Furthermore, as this increase in data collection exposes users and companies to even higher risks, there is an urgent need for the security of our existing technologies to be improved, before they can be deployed in the metaverse.
“The problem with the metaverse is that it is being built on technologies that exist today – ones that already have a deep-rooted legacy of security vulnerabilities,” states Rick McElroy, Principal Cybersecurity Strategist at VMware.
“Before new cybersecurity strategies can be developed, existing defences for technologies vital to the metaverse, such as 5G, IoT, blockchain and artificial intelligence, need to be fortified. Only then can we ensure a solid foundation for this new virtual realm.”
In this way, one of the cruxes to a successful metaverse cybersecurity strategy lies in adopting a unified approach.
“One of the key things that we need to understand is that it's not just about bringing in different technologies. Since it has so many different stakeholders – like cybersecurity, innovation, government bodies and regulatory bodies – everybody needs to come together to create a safer, more regulated ecosystem,” Kagoo states.
There are a number of organisations and safety initiatives out there that are working to define a framework for these ‘best practice’ cybersecurity measures. These consortiums will prove critical in shaping what the web 3.0 experience will look like and the technologies that it will enable.
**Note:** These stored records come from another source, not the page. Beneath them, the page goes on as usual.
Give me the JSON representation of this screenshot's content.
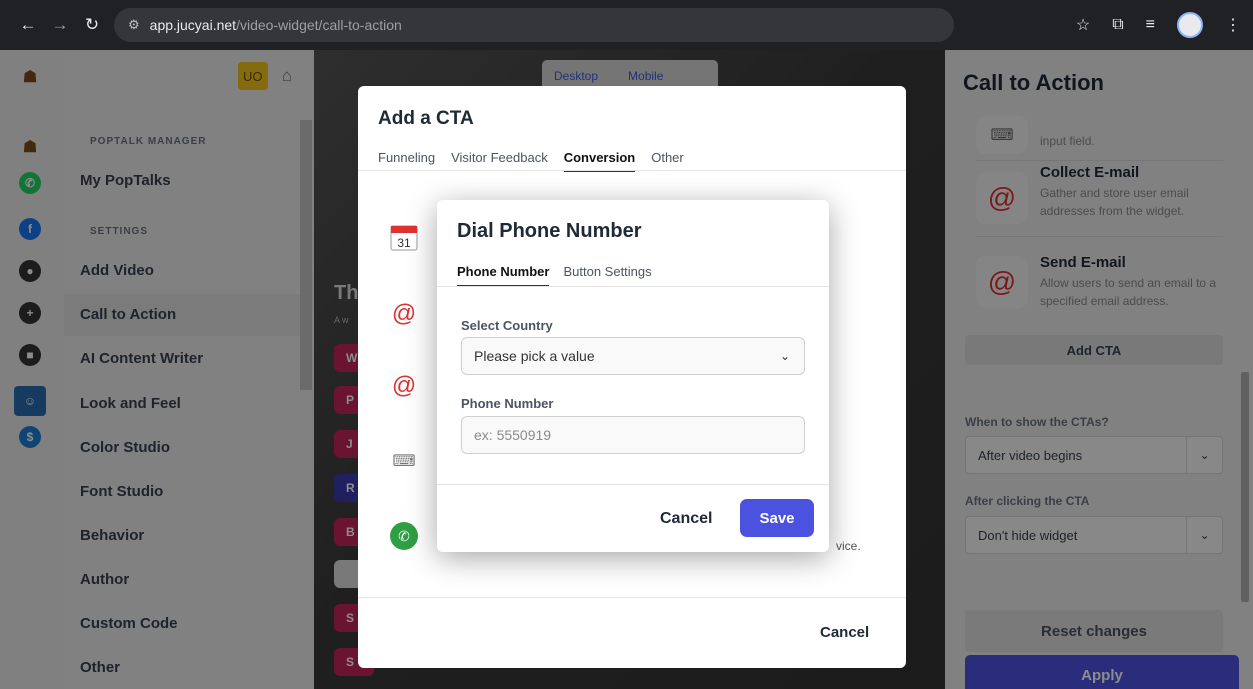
{
  "browser": {
    "url_host": "app.jucyai.net",
    "url_path": "/video-widget/call-to-action"
  },
  "sidebar": {
    "badge": "UO",
    "section_manager": "POPTALK MANAGER",
    "section_settings": "SETTINGS",
    "items": [
      {
        "label": "My PopTalks"
      },
      {
        "label": "Add Video"
      },
      {
        "label": "Call to Action"
      },
      {
        "label": "AI Content Writer"
      },
      {
        "label": "Look and Feel"
      },
      {
        "label": "Color Studio"
      },
      {
        "label": "Font Studio"
      },
      {
        "label": "Behavior"
      },
      {
        "label": "Author"
      },
      {
        "label": "Custom Code"
      },
      {
        "label": "Other"
      }
    ]
  },
  "preview": {
    "toggle_desktop": "Desktop",
    "toggle_mobile": "Mobile",
    "ghost_title": "Th",
    "ghost_sub": "A w",
    "pills": [
      "W",
      "P",
      "J",
      "R",
      "B",
      "",
      "S",
      "S"
    ]
  },
  "cta_modal": {
    "title": "Add a CTA",
    "tabs": [
      "Funneling",
      "Visitor Feedback",
      "Conversion",
      "Other"
    ],
    "active_tab": "Conversion",
    "cancel": "Cancel",
    "partial_text": "vice."
  },
  "dial_modal": {
    "title": "Dial Phone Number",
    "tabs": [
      "Phone Number",
      "Button Settings"
    ],
    "active_tab": "Phone Number",
    "country_label": "Select Country",
    "country_value": "Please pick a value",
    "phone_label": "Phone Number",
    "phone_placeholder": "ex: 5550919",
    "cancel": "Cancel",
    "save": "Save"
  },
  "right_panel": {
    "title": "Call to Action",
    "cards": [
      {
        "title": "",
        "desc": "input field.",
        "icon": "input-icon"
      },
      {
        "title": "Collect E-mail",
        "desc": "Gather and store user email addresses from the widget.",
        "icon": "at-icon"
      },
      {
        "title": "Send E-mail",
        "desc": "Allow users to send an email to a specified email address.",
        "icon": "at-icon"
      }
    ],
    "add_cta": "Add CTA",
    "when_label": "When to show the CTAs?",
    "when_value": "After video begins",
    "after_label": "After clicking the CTA",
    "after_value": "Don't hide widget",
    "reset": "Reset changes",
    "apply": "Apply"
  },
  "colors": {
    "accent": "#4c52e0",
    "badge": "#f5c21b",
    "at_icon": "#e03131"
  }
}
“We're at the point to influence some of those things and really figure out how we get the things right in Web 3.0 that we didn't get right in 2.0. And I think that's the exciting opportunity here,” says O'Connor.
Managing, protecting and guaranteeing digital identity in the metaverse
The metaverse’s distinguishing quality is the level of complete immersion that it achieves for users.
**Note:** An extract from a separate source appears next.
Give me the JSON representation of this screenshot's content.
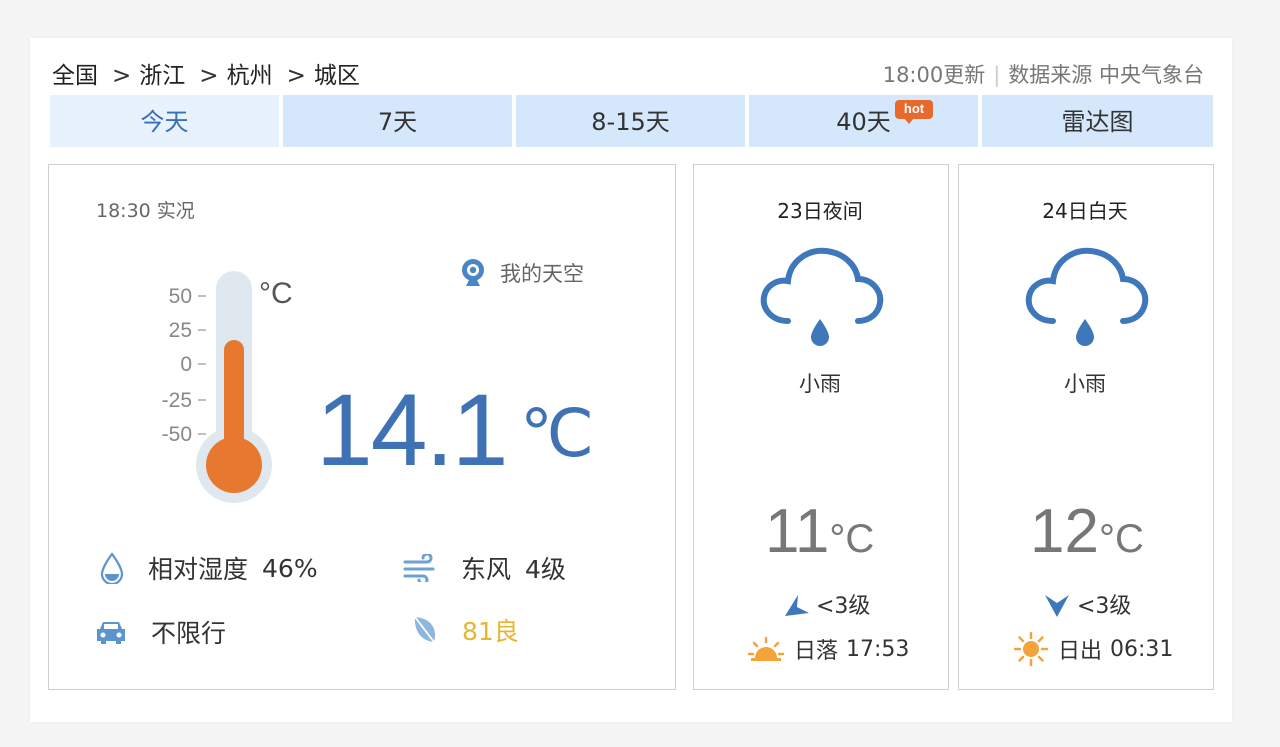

“Businesses have a different opportunity here, because it's not a binary journey. Being ‘out’ of the metaverse or ‘in’ the metaverse is not as clear cut,” O'Connor explains.
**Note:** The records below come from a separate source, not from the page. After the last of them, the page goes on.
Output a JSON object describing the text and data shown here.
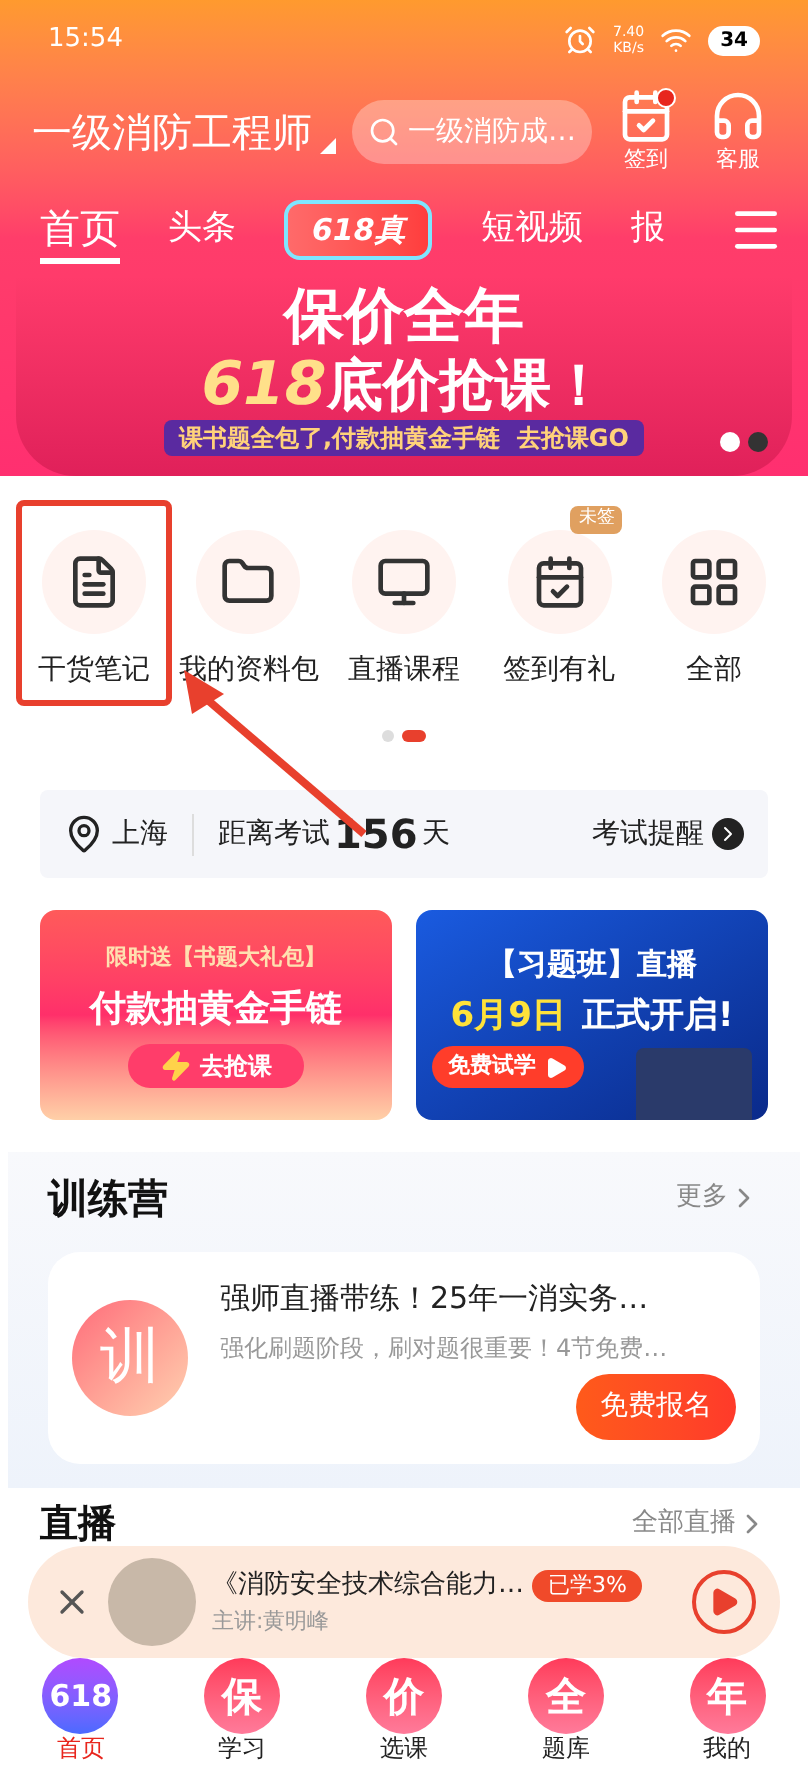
{
  "status_bar": {
    "time": "15:54",
    "speed": "7.40\nKB/s",
    "battery": "34"
  },
  "header": {
    "title": "一级消防工程师",
    "search": {
      "placeholder": "一级消防成…"
    },
    "actions": [
      {
        "kind": "checkin",
        "label": "签到",
        "badge": true
      },
      {
        "kind": "service",
        "label": "客服",
        "badge": false
      }
    ]
  },
  "tabs": [
    {
      "label": "首页",
      "selected": true,
      "kind": "text"
    },
    {
      "label": "头条",
      "selected": false,
      "kind": "text"
    },
    {
      "label": "618真",
      "selected": false,
      "kind": "promo"
    },
    {
      "label": "短视频",
      "selected": false,
      "kind": "text"
    },
    {
      "label": "报",
      "selected": false,
      "kind": "text"
    }
  ],
  "hero_banner": {
    "line1": "保价全年",
    "line2_number": "618",
    "line2": "底价抢课！",
    "subtitle": "课书题全包了,付款抽黄金手链  去抢课GO",
    "pages": [
      {
        "selected": false
      },
      {
        "selected": true
      }
    ]
  },
  "shortcuts": [
    {
      "kind": "notes",
      "label": "干货笔记",
      "highlighted": true
    },
    {
      "kind": "folder",
      "label": "我的资料包",
      "highlighted": false
    },
    {
      "kind": "live",
      "label": "直播课程",
      "highlighted": false
    },
    {
      "kind": "calendar",
      "label": "签到有礼",
      "highlighted": false,
      "badge": "未签"
    },
    {
      "kind": "grid",
      "label": "全部",
      "highlighted": false
    }
  ],
  "shortcut_pages": [
    {
      "selected": false
    },
    {
      "selected": true
    }
  ],
  "exam_bar": {
    "city": "上海",
    "countdown_label": "距离考试",
    "days": "156",
    "unit": "天",
    "reminder": "考试提醒"
  },
  "promo_banners": [
    {
      "kind": "gift",
      "top": "限时送【书题大礼包】",
      "headline": "付款抽黄金手链",
      "button": "去抢课"
    },
    {
      "kind": "live",
      "top": "【习题班】直播",
      "date": "6月9日",
      "headline": "正式开启!",
      "button": "免费试学"
    }
  ],
  "training_camp": {
    "title": "训练营",
    "more": "更多",
    "card": {
      "avatar": "训",
      "title": "强师直播带练！25年一消实务…",
      "subtitle": "强化刷题阶段，刷对题很重要！4节免费…",
      "button": "免费报名"
    }
  },
  "live": {
    "title": "直播",
    "more": "全部直播"
  },
  "mini_player": {
    "title": "《消防安全技术综合能力…",
    "lecturer": "主讲:黄明峰",
    "progress": "已学3%"
  },
  "bottom_nav": [
    {
      "icon": "618",
      "label": "首页",
      "selected": true
    },
    {
      "icon": "保",
      "label": "学习",
      "selected": false
    },
    {
      "icon": "价",
      "label": "选课",
      "selected": false
    },
    {
      "icon": "全",
      "label": "题库",
      "selected": false
    },
    {
      "icon": "年",
      "label": "我的",
      "selected": false
    }
  ]
}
It’s precisely this level of immersion that gives the metaverse both its value and its highest area of risk. Nevertheless, experts also believe that it can also be utilised to achieve the rigid cybersecurity measures that such personal data necessitates.
“Digital identity will form a critical part of the metaverse. How we do it is something that we are exploring today. For example, Twitter is actually building a solution where they're trying to use facial recognition to identify the age of the person who's going to come into the metaverse,” Kagoo outlines.
“The technologies that we use in digital identity to date, like NFTs, will be combined together to help us to secure the identity crisis that we have today.”
In short, ensuring a secure metaverse will necessitate a harmonious network of technologies, sophisticated user access securities, and careful stewardship of the data that is collected.
“All these technologies need to come together to form that secure ecosystem in the metaverse. So blockchain will ringfence it and digital identity will be our passports in the virtual world,” Kagoo recommends.
“There's tonnes of data that can be collected, but we should only be collecting what we need for the experience, and then act as good stewards and custodians of what happens next with that. I think those are the questions we should be asking as we put our feet in the water,” O'Connor advises.